Ricky no respondió, porque aquello no tenía nada de divertido. La mujer del periódico le leyó el poema una última vez para asegurarse de haberlo anotado bien, y luego le tomó los datos. Le preguntó si quería que le mandara una factura o que le cargara el importe a una tarjeta de crédito. Se decidió por esta última opción. Oyó a la mujer teclear en el ordenador los números de su Visa a medida que se los iba diciendo.

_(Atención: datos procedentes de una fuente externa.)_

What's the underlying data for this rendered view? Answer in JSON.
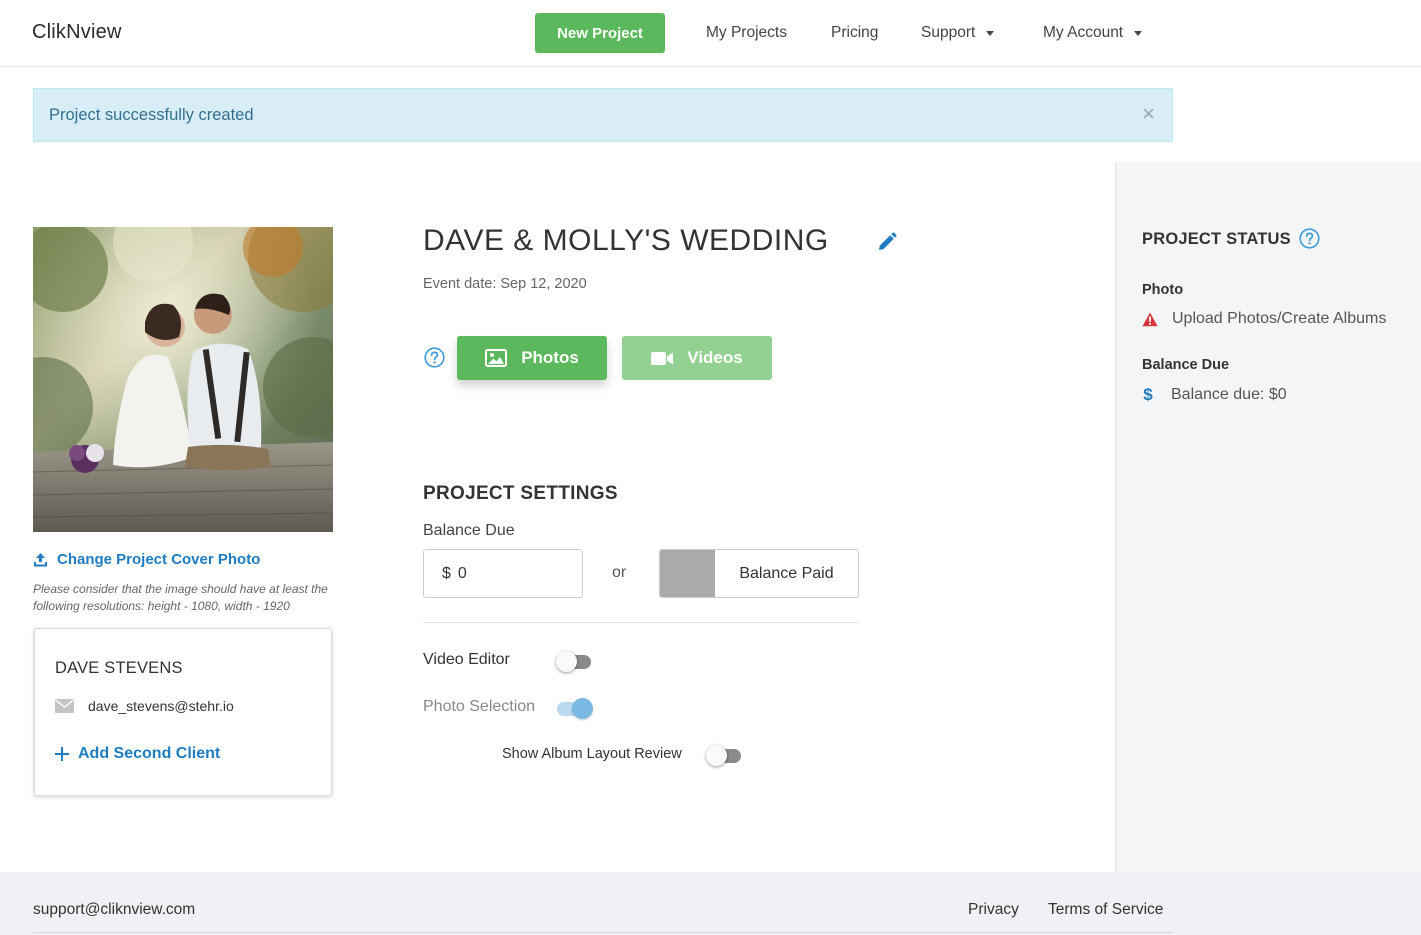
{
  "header": {
    "brand": "ClikNview",
    "new_project_label": "New Project",
    "nav": {
      "my_projects": "My Projects",
      "pricing": "Pricing",
      "support": "Support",
      "my_account": "My Account"
    }
  },
  "alert": {
    "message": "Project successfully created",
    "close_glyph": "×"
  },
  "project": {
    "title": "DAVE & MOLLY'S WEDDING",
    "event_date": "Event date: Sep 12, 2020",
    "photos_label": "Photos",
    "videos_label": "Videos"
  },
  "cover": {
    "change_label": "Change Project Cover Photo",
    "note": "Please consider that the image should have at least the following resolutions: height - 1080, width - 1920"
  },
  "client": {
    "name": "DAVE STEVENS",
    "email": "dave_stevens@stehr.io",
    "add_second_label": "Add Second Client"
  },
  "settings": {
    "title": "PROJECT SETTINGS",
    "balance_due_label": "Balance Due",
    "currency_symbol": "$",
    "balance_value": "0",
    "or_label": "or",
    "balance_paid_label": "Balance Paid",
    "balance_paid_checked": false,
    "video_editor_label": "Video Editor",
    "video_editor_on": false,
    "photo_selection_label": "Photo Selection",
    "photo_selection_on": true,
    "album_review_label": "Show Album Layout Review",
    "album_review_on": false
  },
  "status": {
    "title": "PROJECT STATUS",
    "photo_label": "Photo",
    "photo_status": "Upload Photos/Create Albums",
    "balance_label": "Balance Due",
    "balance_status": "Balance due: $0"
  },
  "footer": {
    "email": "support@cliknview.com",
    "privacy": "Privacy",
    "terms": "Terms of Service"
  },
  "colors": {
    "primary_green": "#5cb85c",
    "disabled_green": "#92d192",
    "link_blue": "#1f7cc1",
    "alert_bg": "#d9edf7",
    "alert_text": "#31708f",
    "warning_red": "#d9363e"
  },
  "icons": {
    "edit": "pencil-icon",
    "help": "question-circle-icon",
    "photos": "image-icon",
    "videos": "video-camera-icon",
    "upload": "upload-icon",
    "email": "envelope-icon",
    "add": "plus-icon",
    "warning": "warning-triangle-icon",
    "dollar": "dollar-icon"
  }
}
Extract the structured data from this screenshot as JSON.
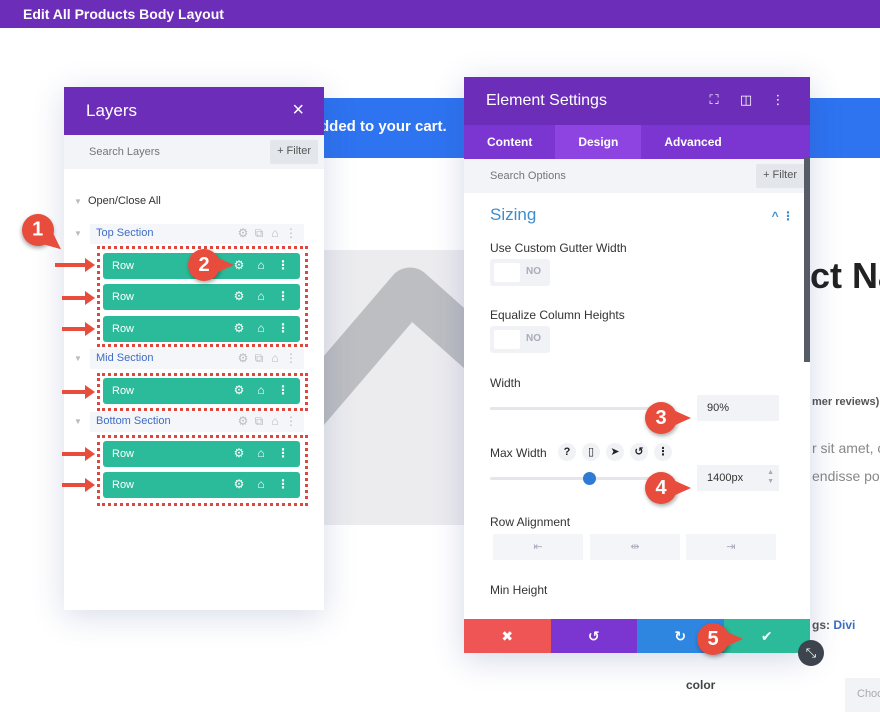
{
  "topbar": {
    "title": "Edit All Products Body Layout"
  },
  "background": {
    "cart_message": "dded to your cart.",
    "product_title": "ct Na",
    "reviews": "mer reviews)",
    "lorem1": "r sit amet, c",
    "lorem2": "endisse po",
    "tags_label": "gs: ",
    "tags_link": "Divi",
    "color_label": "color",
    "choose_button": "Choo"
  },
  "layers": {
    "title": "Layers",
    "close_icon": "×",
    "search_placeholder": "Search Layers",
    "filter_label": "+ Filter",
    "open_close_all": "Open/Close All",
    "sections": [
      {
        "name": "Top Section",
        "rows": [
          "Row",
          "Row",
          "Row"
        ]
      },
      {
        "name": "Mid Section",
        "rows": [
          "Row"
        ]
      },
      {
        "name": "Bottom Section",
        "rows": [
          "Row",
          "Row"
        ]
      }
    ],
    "icons": {
      "gear": "⚙",
      "duplicate": "⧉",
      "trash": "🗑",
      "more": "⋮",
      "triangle": "▼"
    }
  },
  "markers": [
    "1",
    "2",
    "3",
    "4",
    "5"
  ],
  "settings": {
    "title": "Element Settings",
    "header_icons": [
      "⛶",
      "◫",
      "⋮"
    ],
    "tabs": [
      {
        "label": "Content",
        "active": false
      },
      {
        "label": "Design",
        "active": true
      },
      {
        "label": "Advanced",
        "active": false
      }
    ],
    "search_placeholder": "Search Options",
    "filter_label": "+ Filter",
    "group_title": "Sizing",
    "group_icons": "^ ⋮",
    "fields": {
      "custom_gutter": {
        "label": "Use Custom Gutter Width",
        "value": "NO"
      },
      "equalize": {
        "label": "Equalize Column Heights",
        "value": "NO"
      },
      "width": {
        "label": "Width",
        "value": "90%",
        "slider_fraction": 1.0
      },
      "max_width": {
        "label": "Max Width",
        "value": "1400px",
        "slider_fraction": 0.58,
        "icons": [
          "?",
          "▯",
          "➤",
          "↺",
          "⋮"
        ]
      },
      "row_alignment": {
        "label": "Row Alignment",
        "options": [
          "⇤",
          "⇹",
          "⇥"
        ]
      },
      "min_height": {
        "label": "Min Height"
      }
    },
    "footer": {
      "cancel": "✖",
      "undo": "↺",
      "redo": "↻",
      "save": "✔"
    },
    "colors": {
      "cancel": "#ef5555",
      "undo": "#7b35d0",
      "redo": "#2e86e0",
      "save": "#2bbb9a"
    }
  },
  "resize_icon": "⤡"
}
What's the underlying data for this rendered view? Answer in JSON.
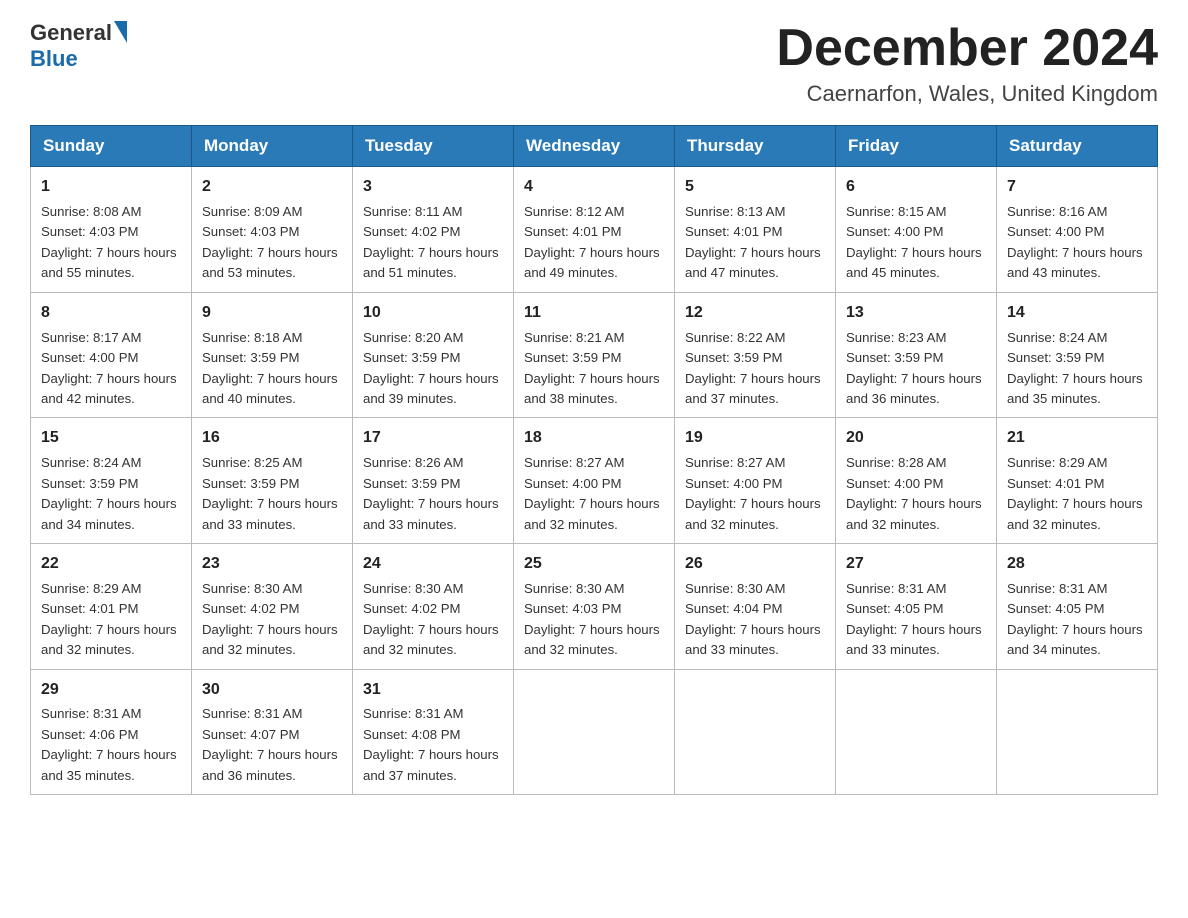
{
  "header": {
    "logo_general": "General",
    "logo_blue": "Blue",
    "month_title": "December 2024",
    "location": "Caernarfon, Wales, United Kingdom"
  },
  "weekdays": [
    "Sunday",
    "Monday",
    "Tuesday",
    "Wednesday",
    "Thursday",
    "Friday",
    "Saturday"
  ],
  "weeks": [
    [
      {
        "day": "1",
        "sunrise": "8:08 AM",
        "sunset": "4:03 PM",
        "daylight": "7 hours and 55 minutes."
      },
      {
        "day": "2",
        "sunrise": "8:09 AM",
        "sunset": "4:03 PM",
        "daylight": "7 hours and 53 minutes."
      },
      {
        "day": "3",
        "sunrise": "8:11 AM",
        "sunset": "4:02 PM",
        "daylight": "7 hours and 51 minutes."
      },
      {
        "day": "4",
        "sunrise": "8:12 AM",
        "sunset": "4:01 PM",
        "daylight": "7 hours and 49 minutes."
      },
      {
        "day": "5",
        "sunrise": "8:13 AM",
        "sunset": "4:01 PM",
        "daylight": "7 hours and 47 minutes."
      },
      {
        "day": "6",
        "sunrise": "8:15 AM",
        "sunset": "4:00 PM",
        "daylight": "7 hours and 45 minutes."
      },
      {
        "day": "7",
        "sunrise": "8:16 AM",
        "sunset": "4:00 PM",
        "daylight": "7 hours and 43 minutes."
      }
    ],
    [
      {
        "day": "8",
        "sunrise": "8:17 AM",
        "sunset": "4:00 PM",
        "daylight": "7 hours and 42 minutes."
      },
      {
        "day": "9",
        "sunrise": "8:18 AM",
        "sunset": "3:59 PM",
        "daylight": "7 hours and 40 minutes."
      },
      {
        "day": "10",
        "sunrise": "8:20 AM",
        "sunset": "3:59 PM",
        "daylight": "7 hours and 39 minutes."
      },
      {
        "day": "11",
        "sunrise": "8:21 AM",
        "sunset": "3:59 PM",
        "daylight": "7 hours and 38 minutes."
      },
      {
        "day": "12",
        "sunrise": "8:22 AM",
        "sunset": "3:59 PM",
        "daylight": "7 hours and 37 minutes."
      },
      {
        "day": "13",
        "sunrise": "8:23 AM",
        "sunset": "3:59 PM",
        "daylight": "7 hours and 36 minutes."
      },
      {
        "day": "14",
        "sunrise": "8:24 AM",
        "sunset": "3:59 PM",
        "daylight": "7 hours and 35 minutes."
      }
    ],
    [
      {
        "day": "15",
        "sunrise": "8:24 AM",
        "sunset": "3:59 PM",
        "daylight": "7 hours and 34 minutes."
      },
      {
        "day": "16",
        "sunrise": "8:25 AM",
        "sunset": "3:59 PM",
        "daylight": "7 hours and 33 minutes."
      },
      {
        "day": "17",
        "sunrise": "8:26 AM",
        "sunset": "3:59 PM",
        "daylight": "7 hours and 33 minutes."
      },
      {
        "day": "18",
        "sunrise": "8:27 AM",
        "sunset": "4:00 PM",
        "daylight": "7 hours and 32 minutes."
      },
      {
        "day": "19",
        "sunrise": "8:27 AM",
        "sunset": "4:00 PM",
        "daylight": "7 hours and 32 minutes."
      },
      {
        "day": "20",
        "sunrise": "8:28 AM",
        "sunset": "4:00 PM",
        "daylight": "7 hours and 32 minutes."
      },
      {
        "day": "21",
        "sunrise": "8:29 AM",
        "sunset": "4:01 PM",
        "daylight": "7 hours and 32 minutes."
      }
    ],
    [
      {
        "day": "22",
        "sunrise": "8:29 AM",
        "sunset": "4:01 PM",
        "daylight": "7 hours and 32 minutes."
      },
      {
        "day": "23",
        "sunrise": "8:30 AM",
        "sunset": "4:02 PM",
        "daylight": "7 hours and 32 minutes."
      },
      {
        "day": "24",
        "sunrise": "8:30 AM",
        "sunset": "4:02 PM",
        "daylight": "7 hours and 32 minutes."
      },
      {
        "day": "25",
        "sunrise": "8:30 AM",
        "sunset": "4:03 PM",
        "daylight": "7 hours and 32 minutes."
      },
      {
        "day": "26",
        "sunrise": "8:30 AM",
        "sunset": "4:04 PM",
        "daylight": "7 hours and 33 minutes."
      },
      {
        "day": "27",
        "sunrise": "8:31 AM",
        "sunset": "4:05 PM",
        "daylight": "7 hours and 33 minutes."
      },
      {
        "day": "28",
        "sunrise": "8:31 AM",
        "sunset": "4:05 PM",
        "daylight": "7 hours and 34 minutes."
      }
    ],
    [
      {
        "day": "29",
        "sunrise": "8:31 AM",
        "sunset": "4:06 PM",
        "daylight": "7 hours and 35 minutes."
      },
      {
        "day": "30",
        "sunrise": "8:31 AM",
        "sunset": "4:07 PM",
        "daylight": "7 hours and 36 minutes."
      },
      {
        "day": "31",
        "sunrise": "8:31 AM",
        "sunset": "4:08 PM",
        "daylight": "7 hours and 37 minutes."
      },
      null,
      null,
      null,
      null
    ]
  ]
}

– Bien, eso es todo -añadió la mujer-. El anuncio saldrá mañana. Buena suerte con el juego. Espero que gane.
– Yo también -dijo.
Le dio las gracias y colgó.
Volvió a concentrarse en el montón de notas y expedientes.
«Delimita y elimina -pensó-. Sé sistemático y meticuloso. Descarta a los hombres o descarta a las mujeres. Descarta a los viejos, concéntrate en los jóvenes. Encuentra la secuencia temporal adecuada. Encuentra la relación correcta. Eso te dará un nombre. Un nombre llevará a otro.»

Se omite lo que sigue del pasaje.